McCarthy has previously vowed to kick Democratic Reps. Adam Schiff and Eric Swalwell off the House Intelligence Committee and boot Rep. Ilhan Omar of Minnesota from the House Foreign Affairs Committee -- retribution for Democrats removing Gosar and Greene from their committees for incendiary remarks last year.
And McCarthy has vowed to reinstate Gosar and Greene to committees, potentially even "better" ones," if they're in charge. Greene told CNN she wants a coveted seat on the House Oversight Committee and said McCarthy is supportive of the idea.

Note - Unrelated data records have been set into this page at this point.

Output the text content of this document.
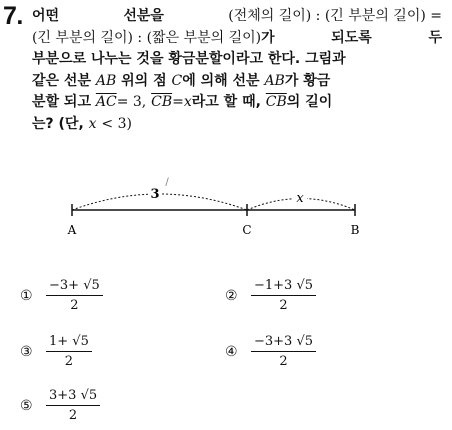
7. 어떤	선분을	(전체의 길이) : (긴 부분의 길이) =
(긴 부분의 길이) : (짧은 부분의 길이)가	되도록	두
부분으로 나누는 것을 황금분할이라고 한다. 그림과
같은 선분 AB 위의 점 C에 의해 선분 AB가 황금
분할 되고 $\overline{AC}= 3$, $\overline{CB}=x$라고 할 때, $\overline{CB}$의 길이
는? (단, x < 3)
3
/
x
A	C	B
①	$\frac{-3+ √5}{2}$	②	$\frac{-1+3 √5}{2}$
③	$\frac{1+ √5}{2}$	④	$\frac{-3+3 √5}{2}$
⑤	$\frac{3+3 √5}{2}$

There's also been talk of creating a new leadership position, such as chair of the Elected Leadership Committee, sources tell CNN, though nothing has been decided and those sources say they're waiting to see how things shake out after the midterms. McCarthy could use the spot as a bargaining chip in his bid for speaker or reward it to an ally whom he wants to have a seat at the table, like Reps. Tom Emmer or Jim Banks, who are both vying to become the GOP whip in one of the most competitive leadership races this fall.
Another decision that Republicans will have to make is whether to keep congressional earmarks, which Democrats brought back during this session of Congress, and whether to institute term limits for all committee leaders, including Democrats. Republicans already have term limits in place for their chairs.
On the rules package, the pro-Trump House Freedom Caucus is pushing to restore the "motion to vacate" the speaker's chair in a way that would allow any single lawmaker to call for a floor vote on ousting the speaker. The Freedom Caucus previously used the vote to hang over the head of former GOP Speaker John Boehner, who eventually resigned after repeatedly clashing with the group.
McCarthy's allies say he doesn't want to kneecap himself by agreeing to restore the motion to vacate, but some hardliners are signaling they're prepared to fight hard for the provision.
"There are some red line issues," freshman Rep. Lauren Boebert of Colorado told CNN of the rules package, which Republicans will be able to offer amendments to. "The motion to vacate is a red line."